Spending Reviews are typically designed to set out broadly fixed spending plans for three or four years ahead, with the Chancellor setting out Departmental spending plans split into Resource (day-to-day spending) and Capital (infrastructure) spending. These were originally designed as a mechanism for giving departments and public sector bodies a degree of certainty about their funding outlook for the medium to longer term.
In the past decade however, there have been occasions when Spending Reviews have only covered one-year worth of spending plans, for example in 2013 and 2019.
In 2020, when looking beyond the next week has been challenging, it is perhaps not surprising that the latest UK Spending Review was again more limited in time horizon, setting Resource and Capital plans for just one year ahead.
What does it mean for the Scottish Budget?
The document sets out the Treasury Spending limits for the Scottish budget for 2021-22:
- Resource spending is set to increase by over £1 billion from £30.4 billion in 2020-21 (the final spending limit prior to the additional COVID-related funding in-year) to £31.7 billion in 2021-22.

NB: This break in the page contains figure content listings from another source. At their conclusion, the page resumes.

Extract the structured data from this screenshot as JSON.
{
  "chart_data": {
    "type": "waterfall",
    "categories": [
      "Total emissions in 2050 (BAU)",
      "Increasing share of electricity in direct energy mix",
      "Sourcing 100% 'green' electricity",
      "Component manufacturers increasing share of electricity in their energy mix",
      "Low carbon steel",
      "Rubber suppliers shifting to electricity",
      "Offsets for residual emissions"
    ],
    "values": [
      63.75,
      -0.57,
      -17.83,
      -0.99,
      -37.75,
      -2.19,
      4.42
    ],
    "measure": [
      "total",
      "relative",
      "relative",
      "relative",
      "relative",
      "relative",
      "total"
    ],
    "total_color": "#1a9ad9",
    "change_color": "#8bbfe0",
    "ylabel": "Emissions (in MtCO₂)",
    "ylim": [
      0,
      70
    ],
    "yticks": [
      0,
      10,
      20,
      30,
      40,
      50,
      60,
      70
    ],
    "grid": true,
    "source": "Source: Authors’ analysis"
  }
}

- Capital spending is set to fall from £5.5 billion in 2020-21 (again, this is the final spending limit prior to the additional COVID-related funding in-year) to £5.2 billion in 2021-22.
- COVID-19 related funding is set at £1.3 billion in 2021-22, compared with the guaranteed minimum amount of £8.2 billion in 2020-21.
The Treasury spending limit figure presented in the documentation is not the final Scottish spending envelope for next year. As regular readers know, the Scottish Budget is much more complicated that it used to be since the devolution of new Tax and Social security spending powers in 2016.
The size of the devolved Scottish spending envelope is now dependent on tax policies made by different Governments (Scottish and UK), forecasts made by different forecasting bodies (the Scottish Fiscal Commission (SFC) and OBR) and outturn reconciliations based on Scottish income tax receipts collected by HMRC and devolved taxes collected by Revenue Scotland. To complicate matters further, the policy announcements and forecasts happen at different points in the year and, in the case of income tax reconciliations, years after an initial budget is set.
The following infographic sets out the factors influencing the size of the Scottish budget. Note this simplified diagram only covers the taxation element, and doesn’t include the welfare element of the equation.
The Spending Review announcement told us what we can expect in terms of the ‘Barnett-determined block grant’. But the actual size of the Scottish budget will not be known until Kate Forbes MSP, Cabinet Secretary for Finance, delivers the Budget to Parliament next year.
The 2021-22 Scottish Budget and process
We now know that the Scottish Budget for 2021-22 will be published on 28 January, resulting, for a second year in a row, in a much-truncated period for parliamentary scrutiny.
With ongoing COVID-19 challenges, a vaccine roll-out, and the transition to a post-EU trading arrangement, not to mention a pending Scottish Parliamentary election, Budget debates are sure to be highly charged.